Strengthening Institutions Over Bypassing Due Process

A criminal justice system that relies excessively on encounters risks weakening the very institutions responsible for delivering justice through lawful means. Sustainable crime control depends not upon bypassing due process but upon strengthening the investigative, prosecutorial and judicial capacities of the State. The answer to inefficiency within the justice system cannot be the abandonment of the constitutional principles upon which that system rests. Crime control cannot come at the expense of constitutional rights. The life of a citizen cannot be left to the unchecked discretion of those entrusted with protecting it. The pursuit of security cannot come at the expense of the principles that give the State its legitimacy.

The temptation to bypass legal procedures in pursuit of immediate outcomes may be politically attractive, but it undermines the very foundations of democratic governance. As Lord Atkin observed in his celebrated dissent in Liversidge v Anderson: "In this country, amid the clash of arms, the laws are not silent. They may be changed, but they speak the same language in war as in peace." The principle is clear: the existence of security challenges does not suspend the rule of law. The legitimacy of State action depends not only upon its objectives but also upon its adherence to constitutional constraints.

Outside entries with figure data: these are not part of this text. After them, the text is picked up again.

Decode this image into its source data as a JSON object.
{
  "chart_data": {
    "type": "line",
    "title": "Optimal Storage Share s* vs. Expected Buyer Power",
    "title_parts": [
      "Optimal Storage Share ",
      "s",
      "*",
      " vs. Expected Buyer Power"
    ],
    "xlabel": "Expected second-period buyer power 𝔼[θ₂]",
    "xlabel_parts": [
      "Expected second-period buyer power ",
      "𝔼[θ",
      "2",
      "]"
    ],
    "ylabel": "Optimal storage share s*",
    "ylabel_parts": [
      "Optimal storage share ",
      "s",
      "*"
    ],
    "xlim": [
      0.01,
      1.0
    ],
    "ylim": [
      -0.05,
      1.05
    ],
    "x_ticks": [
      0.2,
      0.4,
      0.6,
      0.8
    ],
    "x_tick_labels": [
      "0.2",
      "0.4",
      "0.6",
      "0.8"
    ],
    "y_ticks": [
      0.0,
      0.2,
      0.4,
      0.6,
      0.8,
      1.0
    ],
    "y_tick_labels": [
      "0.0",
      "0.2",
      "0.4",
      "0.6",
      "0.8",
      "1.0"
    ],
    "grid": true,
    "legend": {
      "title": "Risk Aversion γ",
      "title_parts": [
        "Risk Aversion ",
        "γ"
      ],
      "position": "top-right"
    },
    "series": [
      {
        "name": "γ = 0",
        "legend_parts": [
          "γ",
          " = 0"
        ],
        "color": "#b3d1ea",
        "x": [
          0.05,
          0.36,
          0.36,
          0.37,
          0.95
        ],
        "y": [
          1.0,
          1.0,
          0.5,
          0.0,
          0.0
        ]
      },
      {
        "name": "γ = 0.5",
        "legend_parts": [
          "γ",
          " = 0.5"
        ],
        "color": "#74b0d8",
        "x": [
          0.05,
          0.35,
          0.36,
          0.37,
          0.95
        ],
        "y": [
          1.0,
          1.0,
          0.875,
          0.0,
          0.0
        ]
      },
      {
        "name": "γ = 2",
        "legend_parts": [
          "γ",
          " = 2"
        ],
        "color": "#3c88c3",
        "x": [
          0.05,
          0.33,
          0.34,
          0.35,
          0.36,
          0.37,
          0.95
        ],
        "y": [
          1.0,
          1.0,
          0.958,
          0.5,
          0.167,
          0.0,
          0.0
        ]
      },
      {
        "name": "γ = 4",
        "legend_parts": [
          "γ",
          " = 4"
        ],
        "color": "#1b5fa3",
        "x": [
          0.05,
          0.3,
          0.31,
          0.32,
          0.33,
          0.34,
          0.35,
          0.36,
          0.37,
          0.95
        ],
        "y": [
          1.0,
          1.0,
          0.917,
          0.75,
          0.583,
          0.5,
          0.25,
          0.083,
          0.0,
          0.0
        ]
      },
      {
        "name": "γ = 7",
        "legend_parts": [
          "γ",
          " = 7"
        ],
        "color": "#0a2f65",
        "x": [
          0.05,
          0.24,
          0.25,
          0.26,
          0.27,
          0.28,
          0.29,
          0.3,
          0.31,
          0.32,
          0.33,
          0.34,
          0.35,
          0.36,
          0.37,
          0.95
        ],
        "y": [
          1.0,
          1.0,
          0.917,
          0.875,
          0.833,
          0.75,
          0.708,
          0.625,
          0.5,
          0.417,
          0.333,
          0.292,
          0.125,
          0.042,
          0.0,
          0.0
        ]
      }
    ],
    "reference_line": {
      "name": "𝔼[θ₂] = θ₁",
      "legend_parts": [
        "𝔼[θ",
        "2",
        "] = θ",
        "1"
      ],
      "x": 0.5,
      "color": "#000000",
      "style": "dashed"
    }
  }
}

Shakespeare, in Measure for Measure, offered a timeless warning against the excesses of unchecked authority: "O, it is excellent to have a giant's strength; but it is tyrannous to use it like a giant." The State's authority to employ force derives its legitimacy not from its capacity to punish but from its fidelity to the law. Constitutional democracies endure because power remains subject to principle. If the State itself disregards the law in the name of enforcing it, respect for legality erodes. When those principles are compromised, it is not only individual rights that are endangered but the constitutional order itself.